One loves to find people who care
for one, when they can have no view in it.
[Sidenote: _Horace Walpole_]
As to "Hosier's Ghost," I think it very easy, and consequently pretty;
but, from the ease, should never have guessed it Glover's. I delight in
your, "the patriots cry it up, and the courtiers cry it down, and the
hawkers cry it up and down."
[Sidenote: _Horace Walpole_]
There is a little book coming out that will amuse you. It is a new
edition of Isaac Walton's "Complete Angler," full of anecdotes and
historic notes. It is published by Mr. Hawkins, a very worthy gentleman
in my neighbourhood, but who, I could wish, did not think angling so
very _innocent_ an amusement. We cannot live without destroying animals,
but shall we torture them for our sport--sport in their destruction? I
met a rough officer at his house t'other day, who said he knew such a
person was turning Methodist; for, in the middle of conversation, he
rose and opened the window to let out a moth. I told him I did not know
that the Methodists had any principle so good, and that I, who am
certainly not on the point of becoming one, always did so too.
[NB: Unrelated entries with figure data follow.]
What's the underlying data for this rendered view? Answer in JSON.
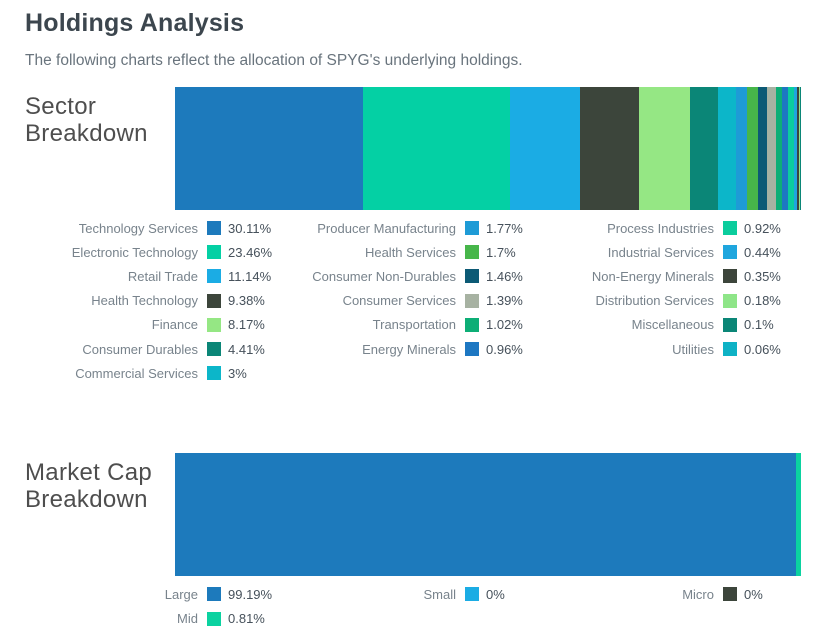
{
  "header": {
    "title": "Holdings Analysis",
    "subtitle": "The following charts reflect the allocation of SPYG's underlying holdings."
  },
  "chart_data": [
    {
      "type": "bar",
      "variant": "horizontal-stacked",
      "title": "Sector Breakdown",
      "title_lines": "Sector\nBreakdown",
      "unit": "%",
      "xlim": [
        0,
        100
      ],
      "legend_position": "bottom-3-columns",
      "legend_column_counts": [
        7,
        6,
        6
      ],
      "series": [
        {
          "name": "Technology Services",
          "value": 30.11,
          "display": "30.11%",
          "color": "#1d7abc"
        },
        {
          "name": "Electronic Technology",
          "value": 23.46,
          "display": "23.46%",
          "color": "#04d0a4"
        },
        {
          "name": "Retail Trade",
          "value": 11.14,
          "display": "11.14%",
          "color": "#1bace4"
        },
        {
          "name": "Health Technology",
          "value": 9.38,
          "display": "9.38%",
          "color": "#3c453b"
        },
        {
          "name": "Finance",
          "value": 8.17,
          "display": "8.17%",
          "color": "#95e784"
        },
        {
          "name": "Consumer Durables",
          "value": 4.41,
          "display": "4.41%",
          "color": "#0b8677"
        },
        {
          "name": "Commercial Services",
          "value": 3,
          "display": "3%",
          "color": "#0cb6c9"
        },
        {
          "name": "Producer Manufacturing",
          "value": 1.77,
          "display": "1.77%",
          "color": "#1e9bd6"
        },
        {
          "name": "Health Services",
          "value": 1.7,
          "display": "1.7%",
          "color": "#47b64a"
        },
        {
          "name": "Consumer Non-Durables",
          "value": 1.46,
          "display": "1.46%",
          "color": "#0c5a75"
        },
        {
          "name": "Consumer Services",
          "value": 1.39,
          "display": "1.39%",
          "color": "#a7b2a2"
        },
        {
          "name": "Transportation",
          "value": 1.02,
          "display": "1.02%",
          "color": "#0dae76"
        },
        {
          "name": "Energy Minerals",
          "value": 0.96,
          "display": "0.96%",
          "color": "#1d77c2"
        },
        {
          "name": "Process Industries",
          "value": 0.92,
          "display": "0.92%",
          "color": "#0bcd9d"
        },
        {
          "name": "Industrial Services",
          "value": 0.44,
          "display": "0.44%",
          "color": "#1fa6de"
        },
        {
          "name": "Non-Energy Minerals",
          "value": 0.35,
          "display": "0.35%",
          "color": "#3c453b"
        },
        {
          "name": "Distribution Services",
          "value": 0.18,
          "display": "0.18%",
          "color": "#8ee588"
        },
        {
          "name": "Miscellaneous",
          "value": 0.1,
          "display": "0.1%",
          "color": "#0b8677"
        },
        {
          "name": "Utilities",
          "value": 0.06,
          "display": "0.06%",
          "color": "#0eb2c5"
        }
      ]
    },
    {
      "type": "bar",
      "variant": "horizontal-stacked",
      "title": "Market Cap Breakdown",
      "title_lines": "Market Cap\nBreakdown",
      "unit": "%",
      "xlim": [
        0,
        100
      ],
      "legend_position": "bottom-3-columns",
      "legend_column_counts": [
        2,
        1,
        1
      ],
      "series": [
        {
          "name": "Large",
          "value": 99.19,
          "display": "99.19%",
          "color": "#1d7abc"
        },
        {
          "name": "Mid",
          "value": 0.81,
          "display": "0.81%",
          "color": "#0bd2a0"
        },
        {
          "name": "Small",
          "value": 0,
          "display": "0%",
          "color": "#1bace4"
        },
        {
          "name": "Micro",
          "value": 0,
          "display": "0%",
          "color": "#3c453b"
        }
      ]
    }
  ]
}
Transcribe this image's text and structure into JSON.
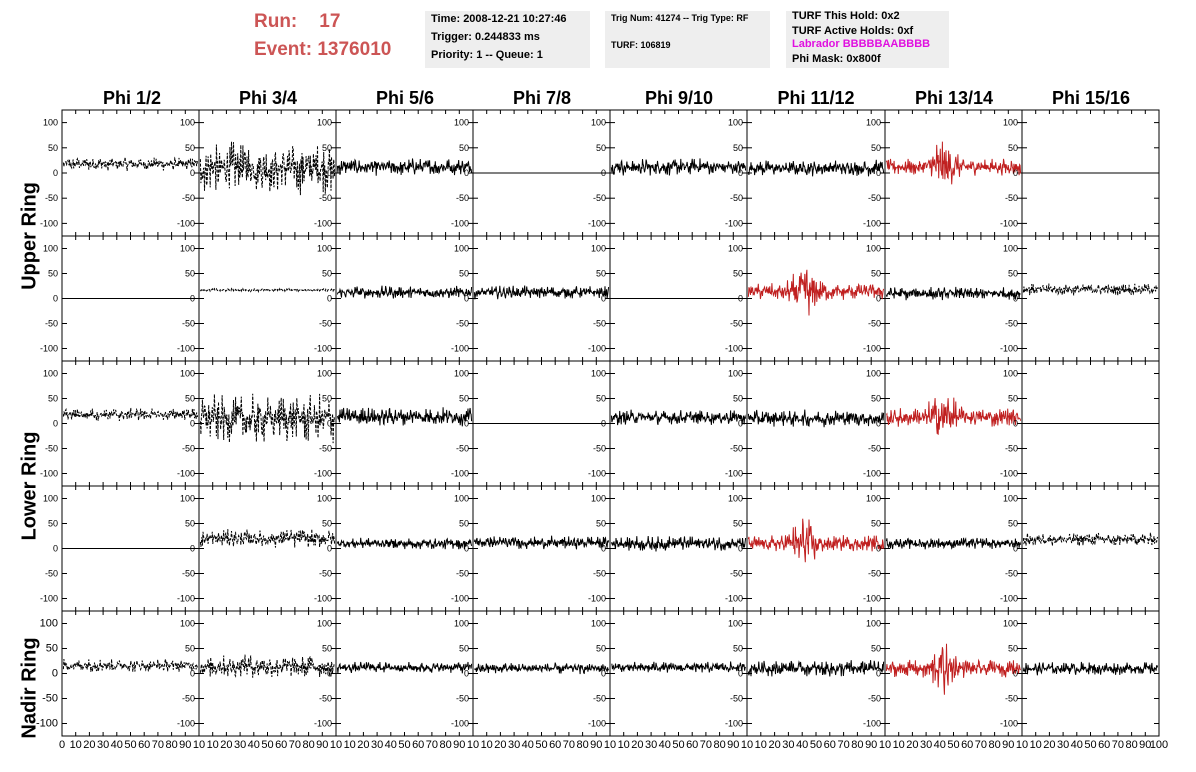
{
  "header": {
    "run_label": "Run:",
    "run_value": "17",
    "event_label": "Event:",
    "event_value": "1376010",
    "time_line": "Time: 2008-12-21 10:27:46",
    "trigger_line": "Trigger: 0.244833 ms",
    "priority_line": "Priority: 1 -- Queue: 1",
    "trig_line": "Trig Num: 41274 -- Trig Type: RF",
    "turf_line": "TURF: 106819",
    "turf_hold": "TURF This Hold: 0x2",
    "turf_active": "TURF Active Holds: 0xf",
    "labrador": "Labrador BBBBBAABBBB",
    "phi_mask": "Phi Mask: 0x800f"
  },
  "colors": {
    "title_red": "#cc5555",
    "labrador_magenta": "#e010e0",
    "trace_black": "#000000",
    "trace_red": "#c02020",
    "info_box": "#eeeeee"
  },
  "columns": [
    "Phi 1/2",
    "Phi 3/4",
    "Phi 5/6",
    "Phi 7/8",
    "Phi 9/10",
    "Phi 11/12",
    "Phi 13/14",
    "Phi 15/16"
  ],
  "rows": [
    "Upper Ring",
    "Lower Ring",
    "Nadir Ring"
  ],
  "chart_data": {
    "type": "line",
    "description_axes": "8 x 5 grid of waveform panels",
    "xlim": [
      0,
      100
    ],
    "ylim": [
      -125,
      125
    ],
    "y_ticks": [
      -100,
      -50,
      0,
      50,
      100
    ],
    "x_ticks": [
      0,
      10,
      20,
      30,
      40,
      50,
      60,
      70,
      80,
      90,
      100
    ],
    "x_tick_labels_first_panel": [
      "0",
      "10",
      "20",
      "30",
      "40",
      "50",
      "60",
      "70",
      "80",
      "90",
      "10"
    ],
    "x_tick_labels_middle_panel": [
      "10",
      "20",
      "30",
      "40",
      "50",
      "60",
      "70",
      "80",
      "90",
      "10"
    ],
    "x_tick_labels_last_panel": [
      "10",
      "20",
      "30",
      "40",
      "50",
      "60",
      "70",
      "80",
      "90",
      "100"
    ],
    "panels": [
      [
        {
          "style": "dashed",
          "amp": 14,
          "offset": 18,
          "color": "black"
        },
        {
          "style": "dashed",
          "amp": 55,
          "offset": 10,
          "color": "black"
        },
        {
          "style": "solid",
          "amp": 18,
          "offset": 12,
          "color": "black"
        },
        {
          "style": "flat",
          "amp": 0,
          "offset": 0,
          "color": "black"
        },
        {
          "style": "solid",
          "amp": 18,
          "offset": 12,
          "color": "black"
        },
        {
          "style": "solid",
          "amp": 17,
          "offset": 10,
          "color": "black"
        },
        {
          "style": "solid",
          "amp": 18,
          "offset": 12,
          "color": "red",
          "burst": true
        },
        {
          "style": "flat",
          "amp": 0,
          "offset": 0,
          "color": "black"
        }
      ],
      [
        {
          "style": "flat",
          "amp": 0,
          "offset": 0,
          "color": "black"
        },
        {
          "style": "dashed",
          "amp": 3,
          "offset": 17,
          "color": "black"
        },
        {
          "style": "solid",
          "amp": 14,
          "offset": 12,
          "color": "black"
        },
        {
          "style": "solid",
          "amp": 14,
          "offset": 12,
          "color": "black"
        },
        {
          "style": "flat",
          "amp": 0,
          "offset": 0,
          "color": "black"
        },
        {
          "style": "solid",
          "amp": 18,
          "offset": 14,
          "color": "red",
          "burst": true
        },
        {
          "style": "solid",
          "amp": 14,
          "offset": 10,
          "color": "black"
        },
        {
          "style": "dashed",
          "amp": 12,
          "offset": 18,
          "color": "black"
        }
      ],
      [
        {
          "style": "dashed",
          "amp": 14,
          "offset": 18,
          "color": "black"
        },
        {
          "style": "dashed",
          "amp": 52,
          "offset": 10,
          "color": "black"
        },
        {
          "style": "solid",
          "amp": 20,
          "offset": 14,
          "color": "black"
        },
        {
          "style": "flat",
          "amp": 0,
          "offset": 0,
          "color": "black"
        },
        {
          "style": "solid",
          "amp": 16,
          "offset": 12,
          "color": "black"
        },
        {
          "style": "solid",
          "amp": 18,
          "offset": 10,
          "color": "black"
        },
        {
          "style": "solid",
          "amp": 20,
          "offset": 12,
          "color": "red",
          "burst": true
        },
        {
          "style": "flat",
          "amp": 0,
          "offset": 0,
          "color": "black"
        }
      ],
      [
        {
          "style": "flat",
          "amp": 0,
          "offset": 0,
          "color": "black"
        },
        {
          "style": "dashed",
          "amp": 20,
          "offset": 20,
          "color": "black"
        },
        {
          "style": "solid",
          "amp": 12,
          "offset": 10,
          "color": "black"
        },
        {
          "style": "solid",
          "amp": 14,
          "offset": 12,
          "color": "black"
        },
        {
          "style": "solid",
          "amp": 16,
          "offset": 10,
          "color": "black"
        },
        {
          "style": "solid",
          "amp": 18,
          "offset": 10,
          "color": "red",
          "burst": true
        },
        {
          "style": "solid",
          "amp": 12,
          "offset": 10,
          "color": "black"
        },
        {
          "style": "dashed",
          "amp": 14,
          "offset": 18,
          "color": "black"
        }
      ],
      [
        {
          "style": "dashed",
          "amp": 14,
          "offset": 16,
          "color": "black"
        },
        {
          "style": "dashed",
          "amp": 24,
          "offset": 14,
          "color": "black"
        },
        {
          "style": "solid",
          "amp": 12,
          "offset": 12,
          "color": "black"
        },
        {
          "style": "solid",
          "amp": 12,
          "offset": 10,
          "color": "black"
        },
        {
          "style": "solid",
          "amp": 12,
          "offset": 12,
          "color": "black"
        },
        {
          "style": "solid",
          "amp": 18,
          "offset": 10,
          "color": "black"
        },
        {
          "style": "solid",
          "amp": 18,
          "offset": 10,
          "color": "red",
          "burst": true
        },
        {
          "style": "solid",
          "amp": 14,
          "offset": 10,
          "color": "black"
        }
      ]
    ]
  }
}
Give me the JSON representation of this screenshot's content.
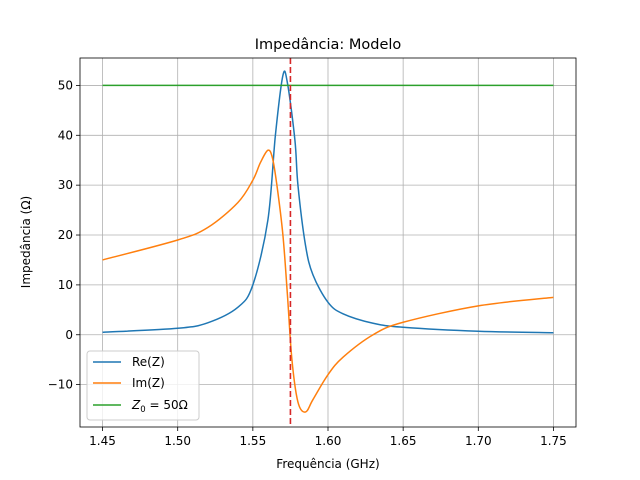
{
  "chart_data": {
    "type": "line",
    "title": "Impedância: Modelo",
    "xlabel": "Frequência (GHz)",
    "ylabel": "Impedância (Ω)",
    "xlim": [
      1.435,
      1.765
    ],
    "ylim": [
      -18.5,
      55.5
    ],
    "grid": true,
    "legend_position": "lower-left",
    "x_ticks": [
      "1.45",
      "1.50",
      "1.55",
      "1.60",
      "1.65",
      "1.70",
      "1.75"
    ],
    "y_ticks": [
      "−10",
      "0",
      "10",
      "20",
      "30",
      "40",
      "50"
    ],
    "x_tick_values": [
      1.45,
      1.5,
      1.55,
      1.6,
      1.65,
      1.7,
      1.75
    ],
    "y_tick_values": [
      -10,
      0,
      10,
      20,
      30,
      40,
      50
    ],
    "reference_line": {
      "x": 1.575,
      "color": "#d62728",
      "style": "dashed"
    },
    "series": [
      {
        "name": "Re(Z)",
        "color": "#1f77b4",
        "x": [
          1.45,
          1.5,
          1.52,
          1.54,
          1.55,
          1.56,
          1.565,
          1.57,
          1.573,
          1.578,
          1.58,
          1.585,
          1.59,
          1.6,
          1.61,
          1.63,
          1.65,
          1.7,
          1.75
        ],
        "y": [
          0.5,
          1.3,
          2.4,
          5.5,
          10.0,
          23.0,
          40.0,
          52.0,
          50.5,
          39.0,
          30.0,
          18.0,
          12.0,
          6.5,
          4.2,
          2.3,
          1.5,
          0.7,
          0.4
        ]
      },
      {
        "name": "Im(Z)",
        "color": "#ff7f0e",
        "x": [
          1.45,
          1.5,
          1.52,
          1.54,
          1.55,
          1.555,
          1.56,
          1.563,
          1.566,
          1.57,
          1.573,
          1.576,
          1.58,
          1.585,
          1.59,
          1.6,
          1.61,
          1.63,
          1.65,
          1.7,
          1.75
        ],
        "y": [
          15.0,
          19.0,
          21.5,
          26.5,
          31.0,
          34.5,
          37.0,
          35.5,
          30.0,
          20.0,
          8.0,
          -5.0,
          -13.5,
          -15.5,
          -13.0,
          -8.0,
          -4.5,
          0.0,
          2.5,
          5.8,
          7.5
        ]
      },
      {
        "name": "Z0 = 50Ω",
        "color": "#2ca02c",
        "x": [
          1.45,
          1.75
        ],
        "y": [
          50,
          50
        ]
      }
    ]
  },
  "legend": {
    "re_label": "Re(Z)",
    "im_label": "Im(Z)",
    "z0_prefix": "Z",
    "z0_sub": "0",
    "z0_suffix": " = 50Ω"
  }
}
One of
the bravest and best men I ever knew, Sir Charles Wager, I have often
heard declare he never killed a fly willingly. It is a comfortable
reflection to me, that all the victories of last year have been gained
since the suppression of the Bear Garden and prize-fighting; as it is
plain, and nothing else would have made it so, that our valour did not
singly and solely depend upon these two Universities.